The EPF & MP Act makes it mandatory for all establishments with 20 or more employees earning less than `15,000 monthly wage to join the EPF scheme. Others can also join in the scheme voluntarily. At present, there are 190 industries or classes of establishments, involved in trading, commercial and services sectors or in school, hospitals and restaurants, where the the Act is applicable.

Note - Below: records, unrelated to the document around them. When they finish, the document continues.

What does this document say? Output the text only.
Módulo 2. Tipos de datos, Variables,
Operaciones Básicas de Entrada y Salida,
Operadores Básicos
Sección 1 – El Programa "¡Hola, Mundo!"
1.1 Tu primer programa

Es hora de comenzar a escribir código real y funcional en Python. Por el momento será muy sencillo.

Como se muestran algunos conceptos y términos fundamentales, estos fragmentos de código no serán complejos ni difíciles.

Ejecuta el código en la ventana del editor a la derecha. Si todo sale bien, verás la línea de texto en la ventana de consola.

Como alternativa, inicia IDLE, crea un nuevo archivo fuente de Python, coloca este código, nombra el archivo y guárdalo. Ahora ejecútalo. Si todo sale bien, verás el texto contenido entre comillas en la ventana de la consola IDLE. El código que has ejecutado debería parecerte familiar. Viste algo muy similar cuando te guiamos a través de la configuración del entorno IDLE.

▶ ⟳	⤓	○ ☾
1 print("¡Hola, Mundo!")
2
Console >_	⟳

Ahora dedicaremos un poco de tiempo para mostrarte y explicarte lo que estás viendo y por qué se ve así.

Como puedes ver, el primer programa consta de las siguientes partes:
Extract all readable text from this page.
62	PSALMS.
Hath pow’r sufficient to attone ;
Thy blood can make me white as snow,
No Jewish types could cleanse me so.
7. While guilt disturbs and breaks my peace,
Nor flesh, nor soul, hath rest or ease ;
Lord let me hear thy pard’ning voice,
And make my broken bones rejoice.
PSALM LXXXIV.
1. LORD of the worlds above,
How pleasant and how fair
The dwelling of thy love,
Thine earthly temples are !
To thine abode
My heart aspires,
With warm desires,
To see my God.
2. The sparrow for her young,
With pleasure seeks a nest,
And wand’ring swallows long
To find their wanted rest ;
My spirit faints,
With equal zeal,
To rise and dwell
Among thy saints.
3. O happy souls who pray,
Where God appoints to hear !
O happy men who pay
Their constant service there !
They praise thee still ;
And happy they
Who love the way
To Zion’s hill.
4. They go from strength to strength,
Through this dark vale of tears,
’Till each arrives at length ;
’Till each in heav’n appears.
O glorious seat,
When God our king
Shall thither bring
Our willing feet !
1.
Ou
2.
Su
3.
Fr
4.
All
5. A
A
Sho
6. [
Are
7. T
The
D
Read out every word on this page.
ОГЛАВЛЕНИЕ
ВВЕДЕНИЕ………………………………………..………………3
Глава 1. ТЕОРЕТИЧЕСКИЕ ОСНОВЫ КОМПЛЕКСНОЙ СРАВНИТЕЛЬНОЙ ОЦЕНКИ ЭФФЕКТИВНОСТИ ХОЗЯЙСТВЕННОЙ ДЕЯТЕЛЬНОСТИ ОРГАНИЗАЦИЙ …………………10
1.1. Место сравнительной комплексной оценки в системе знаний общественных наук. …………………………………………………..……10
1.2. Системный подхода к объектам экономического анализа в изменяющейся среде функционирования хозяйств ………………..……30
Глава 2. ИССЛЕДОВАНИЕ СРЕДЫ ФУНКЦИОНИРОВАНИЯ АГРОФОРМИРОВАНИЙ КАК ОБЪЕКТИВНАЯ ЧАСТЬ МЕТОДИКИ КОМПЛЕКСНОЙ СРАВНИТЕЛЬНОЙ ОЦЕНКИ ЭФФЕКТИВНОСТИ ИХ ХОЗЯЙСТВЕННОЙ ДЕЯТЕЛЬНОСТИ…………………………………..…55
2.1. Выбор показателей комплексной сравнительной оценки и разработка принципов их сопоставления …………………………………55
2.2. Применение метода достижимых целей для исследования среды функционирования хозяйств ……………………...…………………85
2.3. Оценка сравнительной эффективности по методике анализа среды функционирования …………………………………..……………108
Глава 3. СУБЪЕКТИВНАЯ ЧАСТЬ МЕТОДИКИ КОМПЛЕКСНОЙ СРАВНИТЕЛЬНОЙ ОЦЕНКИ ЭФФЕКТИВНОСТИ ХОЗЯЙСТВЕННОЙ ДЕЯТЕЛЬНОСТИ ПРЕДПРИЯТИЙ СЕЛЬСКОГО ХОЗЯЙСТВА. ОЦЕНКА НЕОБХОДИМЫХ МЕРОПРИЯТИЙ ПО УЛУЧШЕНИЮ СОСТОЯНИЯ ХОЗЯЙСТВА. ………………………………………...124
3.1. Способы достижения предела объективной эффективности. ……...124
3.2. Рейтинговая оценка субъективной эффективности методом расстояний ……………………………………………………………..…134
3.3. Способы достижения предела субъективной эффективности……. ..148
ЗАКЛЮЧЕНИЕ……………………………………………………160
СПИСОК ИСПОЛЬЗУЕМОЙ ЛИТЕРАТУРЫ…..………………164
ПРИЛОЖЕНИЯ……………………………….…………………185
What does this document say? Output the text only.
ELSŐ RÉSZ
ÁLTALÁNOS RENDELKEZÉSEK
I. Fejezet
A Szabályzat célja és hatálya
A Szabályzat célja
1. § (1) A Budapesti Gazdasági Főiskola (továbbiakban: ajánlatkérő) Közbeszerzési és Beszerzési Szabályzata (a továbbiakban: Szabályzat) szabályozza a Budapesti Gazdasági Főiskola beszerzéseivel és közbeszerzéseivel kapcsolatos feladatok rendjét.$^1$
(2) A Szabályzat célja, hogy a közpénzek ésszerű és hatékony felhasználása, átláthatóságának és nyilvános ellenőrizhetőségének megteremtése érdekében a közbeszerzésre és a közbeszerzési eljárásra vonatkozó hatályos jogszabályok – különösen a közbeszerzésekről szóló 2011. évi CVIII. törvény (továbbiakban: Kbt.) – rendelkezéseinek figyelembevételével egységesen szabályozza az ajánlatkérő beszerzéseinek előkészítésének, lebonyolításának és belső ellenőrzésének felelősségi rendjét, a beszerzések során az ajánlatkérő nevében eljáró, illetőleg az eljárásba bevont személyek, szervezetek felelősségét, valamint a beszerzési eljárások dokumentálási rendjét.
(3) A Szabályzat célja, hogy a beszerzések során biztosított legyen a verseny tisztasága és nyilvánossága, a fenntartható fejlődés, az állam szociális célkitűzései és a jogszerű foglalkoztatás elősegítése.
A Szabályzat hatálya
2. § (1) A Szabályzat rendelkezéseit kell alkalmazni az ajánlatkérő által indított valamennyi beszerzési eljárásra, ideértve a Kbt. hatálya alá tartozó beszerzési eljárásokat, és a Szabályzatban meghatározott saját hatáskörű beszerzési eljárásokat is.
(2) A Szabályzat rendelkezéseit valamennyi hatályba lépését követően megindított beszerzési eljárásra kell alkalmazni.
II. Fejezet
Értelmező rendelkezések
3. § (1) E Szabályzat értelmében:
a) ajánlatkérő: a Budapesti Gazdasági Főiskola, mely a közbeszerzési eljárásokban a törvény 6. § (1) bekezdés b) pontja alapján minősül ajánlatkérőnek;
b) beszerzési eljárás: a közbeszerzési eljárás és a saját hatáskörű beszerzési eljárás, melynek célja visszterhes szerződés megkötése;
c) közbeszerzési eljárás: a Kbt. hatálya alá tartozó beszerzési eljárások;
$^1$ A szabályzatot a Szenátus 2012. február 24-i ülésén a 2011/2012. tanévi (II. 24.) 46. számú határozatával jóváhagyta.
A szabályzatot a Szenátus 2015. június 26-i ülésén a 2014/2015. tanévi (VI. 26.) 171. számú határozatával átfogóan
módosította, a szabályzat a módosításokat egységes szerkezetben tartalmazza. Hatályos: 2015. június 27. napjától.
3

In June last year, the Cabinet approved a special package for the textile and apparel sector, under which the entire 12% employer contribution for EPF is borne by the government for new workers. Another proposal under the package was to make EPF contribution for employees engaged in the sector earning less than `15,000 month optional, but this hasn’t been implemented so far.
The intention behind both these proposals was to leave more money in the hands of the workers so that their purchasing power go up. Also, employers will be incentivised to create more employment at the entry level.
Under the proposed Code on Social Security and Welfare, contributions from workers and employers will be supplemented by government outlays (as welfare funds) to create social security funds in each state. These funds would be used to provide assorted benefits to workers such as pension, provident fund, group insurance as well as sickness and maternity benefits, with the government pitching in where the workers themselves are unable to contribute.
While the employee contributes 12% of the basic pay to EPF, the employer contributes 8.33% towards employees’ pension scheme and 3.67% to the EPF itself. Additionally, employers also pay 0.5% towards Employees’ Deposit-linked Insurance scheme, 0.65% as EPF administrative charges and 0.01% as EDLI handling fee, taking the total contribution to 13.16%.